MADAME DE MACUMER À LA COMTESSE DE L’ESTORADE.


Pour la première fois de ma vie, ma chère Renée, j’ai pleuré seule sous un saule, sur un banc de bois, au bord de mon long étang de Chantepleurs, une délicieuse vue que tu vas venir embellir, car il n’y manque que de joyeux enfants. Ta fécondité m’a fait faire un retour sur moi-même, qui n’ai point d’enfants après bientôt trois ans de mariage. Oh ! pensais-je, quand je devrais souffrir cent fois plus que Renée n’a souffert en accouchant de mon filleul, quand je devrais voir mon enfant en convulsions, faites, mon Dieu, que j’aie une angélique créature comme cette petite Athénaïs que je vois d’ici aussi belle que le jour, car tu ne m’en as rien dit ! J’ai reconnu là ma Renée. Il semble que tu devines mes souffrances. Chaque fois que mes espérances sont déçues, je suis pendant plusieurs jours la proie d’un chagrin noir. Je faisais alors de sombres élégies. Quand broderai-je de petits bonnets ? quand choisirai-je la toile d’une layette ? quand coudrai-je de jolies dentelles pour envelopper une petite tête ? Ne dois-je donc jamais entendre une de ces charmantes créatures m’appeler maman, me tirer par ma robe, me tyranniser ? Ne verrai-je donc pas sur le sable les traces d’une petite voiture ? Ne ramasserai-je pas des joujoux cassés dans ma cour ? N’irai-je pas, comme tant de mères que j’ai vues, chez les bimbelotiers acheter des sabres, des poupées, de petits ménages ? Ne verrai-je point se développer cette vie et cet ange qui sera un autre Felipe plus aimé ? Je voudrais un fils pour savoir comment on peut aimer son amant plus qu’il ne l’est dans un autre lui-même.
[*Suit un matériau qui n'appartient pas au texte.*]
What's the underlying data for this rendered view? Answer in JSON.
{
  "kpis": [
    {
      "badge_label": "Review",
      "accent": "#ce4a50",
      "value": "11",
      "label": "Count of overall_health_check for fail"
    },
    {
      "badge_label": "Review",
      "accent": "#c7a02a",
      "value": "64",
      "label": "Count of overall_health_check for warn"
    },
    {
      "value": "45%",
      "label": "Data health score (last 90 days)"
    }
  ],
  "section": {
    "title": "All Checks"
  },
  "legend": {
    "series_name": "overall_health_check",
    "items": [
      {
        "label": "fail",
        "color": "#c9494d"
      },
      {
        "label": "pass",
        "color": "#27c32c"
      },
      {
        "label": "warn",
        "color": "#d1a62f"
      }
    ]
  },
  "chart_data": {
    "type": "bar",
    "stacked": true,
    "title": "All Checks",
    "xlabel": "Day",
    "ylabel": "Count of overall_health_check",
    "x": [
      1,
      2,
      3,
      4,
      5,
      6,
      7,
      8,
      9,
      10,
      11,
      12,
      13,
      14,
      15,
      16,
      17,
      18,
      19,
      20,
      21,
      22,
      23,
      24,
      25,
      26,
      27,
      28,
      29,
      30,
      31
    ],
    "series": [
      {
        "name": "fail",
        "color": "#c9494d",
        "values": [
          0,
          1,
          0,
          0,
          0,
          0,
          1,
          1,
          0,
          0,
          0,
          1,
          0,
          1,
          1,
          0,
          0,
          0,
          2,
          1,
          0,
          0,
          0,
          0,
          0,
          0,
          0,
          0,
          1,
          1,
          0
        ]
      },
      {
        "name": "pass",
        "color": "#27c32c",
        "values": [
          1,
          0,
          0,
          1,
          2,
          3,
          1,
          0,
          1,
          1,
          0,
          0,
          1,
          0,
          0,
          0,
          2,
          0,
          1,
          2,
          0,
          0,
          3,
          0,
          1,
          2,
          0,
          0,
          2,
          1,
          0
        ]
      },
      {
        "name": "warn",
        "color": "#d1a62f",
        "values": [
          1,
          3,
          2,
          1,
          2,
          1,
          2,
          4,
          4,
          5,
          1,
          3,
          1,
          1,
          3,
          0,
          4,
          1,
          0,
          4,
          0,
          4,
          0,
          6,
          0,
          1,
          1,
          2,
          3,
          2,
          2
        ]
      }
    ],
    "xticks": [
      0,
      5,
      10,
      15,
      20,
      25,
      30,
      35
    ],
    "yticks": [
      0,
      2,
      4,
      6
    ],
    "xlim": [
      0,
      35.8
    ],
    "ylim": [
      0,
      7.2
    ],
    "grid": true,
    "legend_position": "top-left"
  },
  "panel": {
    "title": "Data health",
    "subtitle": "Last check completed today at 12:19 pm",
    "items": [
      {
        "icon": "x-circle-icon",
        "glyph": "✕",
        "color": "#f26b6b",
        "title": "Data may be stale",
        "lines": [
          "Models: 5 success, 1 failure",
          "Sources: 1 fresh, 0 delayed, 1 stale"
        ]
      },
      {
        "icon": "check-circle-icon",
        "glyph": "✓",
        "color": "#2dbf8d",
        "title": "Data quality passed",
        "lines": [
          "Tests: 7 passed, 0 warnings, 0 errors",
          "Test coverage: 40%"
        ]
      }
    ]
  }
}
Mon parc, le château me semblent déserts et froids. Une femme sans enfants est une monstruosité ; nous ne sommes faites que pour être mères. Oh ! docteur en corset que tu es, tu as bien vu la vie. La stérilité d’ailleurs est horrible en toute chose. Ma vie ressemble un peu trop aux bergeries de Gessner et de Florian, desquelles Rivarol disait qu’on y désirait des loups. Je veux être dévouée aussi, moi ! Je sens en moi des forces que Felipe néglige ; et, si je ne suis pas mère, il faudra que je me passe la fantaisie de quelque malheur. Voilà ce que je viens de dire à mon restant de Maure, à qui ces mots ont fait venir des larmes aux yeux. Il en a été quitte pour être appelé une sublime bête. On ne peut pas le plaisanter sur son amour.

Par moments il me prend envie de faire des neuvaines, d’aller demander la fécondité à certaines madones ou à certaines eaux. L’hiver prochain je consulterai des médecins. Je suis trop furieuse contre moi-même pour t’en dire davantage. Adieu.